Lena blinked, caught off guard by the raw sincerity in his praise. Her mouth parted, searching for a response, but David was already gone, back to the circuits, carrying the weight of this catastrophe on his shoulders.
Still stunned, action returned as instinct—her body moving before her mind caught up.
Outside, the air was mercifully clearer, though still laden with jungle damp.
Zach paced beyond the shed, coordinating with someone on a comms link.
His facial aspect revealed little—closed, unreadable—but his posture screamed fury.
When he looked over and saw her, he veered in her direction, cutting his conversation short with a murmur.
“How’s he doing?” he rumbled.
Lena rubbed the back of her neck. “Overworked. Focused. Angry at everyone and everything, and rightly so. Maintenance hasn’t shown up. Andy is being,” she blew out an annoyed breath, “Andy. David stepped in and threatened his job.”
Zach’s jaw tightened.
“There’s physical damage to the machinery, likely deliberate—and some of the piping is destroyed.” She exhaled. “David’s replacing circuit components now, but we’re dead in the water, literally, until some PVC arrives.

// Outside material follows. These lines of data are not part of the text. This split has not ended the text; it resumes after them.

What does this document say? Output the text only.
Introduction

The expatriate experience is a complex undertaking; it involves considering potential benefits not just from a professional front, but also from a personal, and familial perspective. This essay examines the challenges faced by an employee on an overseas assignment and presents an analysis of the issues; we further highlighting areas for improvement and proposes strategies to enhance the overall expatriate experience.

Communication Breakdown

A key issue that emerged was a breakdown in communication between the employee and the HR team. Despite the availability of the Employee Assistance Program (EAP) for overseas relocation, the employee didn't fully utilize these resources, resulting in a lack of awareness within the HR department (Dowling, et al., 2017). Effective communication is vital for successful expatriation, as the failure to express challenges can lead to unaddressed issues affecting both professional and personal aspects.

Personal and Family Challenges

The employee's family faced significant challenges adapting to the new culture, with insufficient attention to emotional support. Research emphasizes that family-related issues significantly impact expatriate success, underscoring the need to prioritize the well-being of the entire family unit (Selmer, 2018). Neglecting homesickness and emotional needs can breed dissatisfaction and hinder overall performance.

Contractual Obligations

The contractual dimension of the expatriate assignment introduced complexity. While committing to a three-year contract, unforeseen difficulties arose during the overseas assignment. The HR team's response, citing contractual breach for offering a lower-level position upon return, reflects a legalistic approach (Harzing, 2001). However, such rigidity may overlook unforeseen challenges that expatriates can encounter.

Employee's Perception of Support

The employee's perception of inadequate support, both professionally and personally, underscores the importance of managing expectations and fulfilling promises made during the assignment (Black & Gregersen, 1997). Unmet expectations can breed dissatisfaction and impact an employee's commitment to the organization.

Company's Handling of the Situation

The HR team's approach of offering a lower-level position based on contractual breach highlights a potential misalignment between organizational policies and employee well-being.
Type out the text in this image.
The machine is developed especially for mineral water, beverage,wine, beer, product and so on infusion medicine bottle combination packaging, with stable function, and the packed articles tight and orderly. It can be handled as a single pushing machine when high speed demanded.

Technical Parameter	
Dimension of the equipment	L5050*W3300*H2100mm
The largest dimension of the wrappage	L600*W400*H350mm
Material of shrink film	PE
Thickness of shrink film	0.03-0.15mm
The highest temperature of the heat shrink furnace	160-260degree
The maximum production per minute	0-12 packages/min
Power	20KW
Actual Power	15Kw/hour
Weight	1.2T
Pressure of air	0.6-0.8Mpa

David says two hours of clean water left, if we’re lucky.”
Zach gave her a curt nod. “My team’s covering the utility sites now. You shouldn’t see them, but they’re around.”
His eyes swept the tree line, body coiled, like a predator waiting for something to move. “There are prints in the woods, Light. Too light for hauling tools—whoever did it probably hid a vehicle nearby. I’m going to track it out, though I doubt I’ll get much this late.”
She swallowed, unsettled. “Be careful.”
He paused, finally looking at her head-on, his stare unwavering. “You just keep David grounded. He’ll run himself ragged if you don’t keep an eye on him. Hydrate him. Treat him like a high-performance engine with no thermostat.”
With that, he vanished into the foliage, silent as a shadow. Gone in the blink of an eye.
Lena stared after him, heart still thundering, forehead sticky with mist, nerves humming from the confrontation.
How was this her life now?
She turned and ducked back into the sweltering water shed, blinking against the sting of sweat dripping into her eyes.
The air inside hovered hot and humid, filled with the muted tick-tick-click of David’s tools and the underlying, uneasy silence of a machine not yet alive.
Maybe she could figure out how to get the lights back on.
Wonderful, she was now the moral support-slash-tech assistant-slash-plumbing assistant-slash-hydration specialist for the resort’s secret weapon. Babysitting the boy genius. Only this genius was no boy and looked like he trained on a tactical obstacle course. Or in an electrical fire.
She sighed and wandered around searching for replacement bulbs for the overhead lights. Make that slash-electrician, too.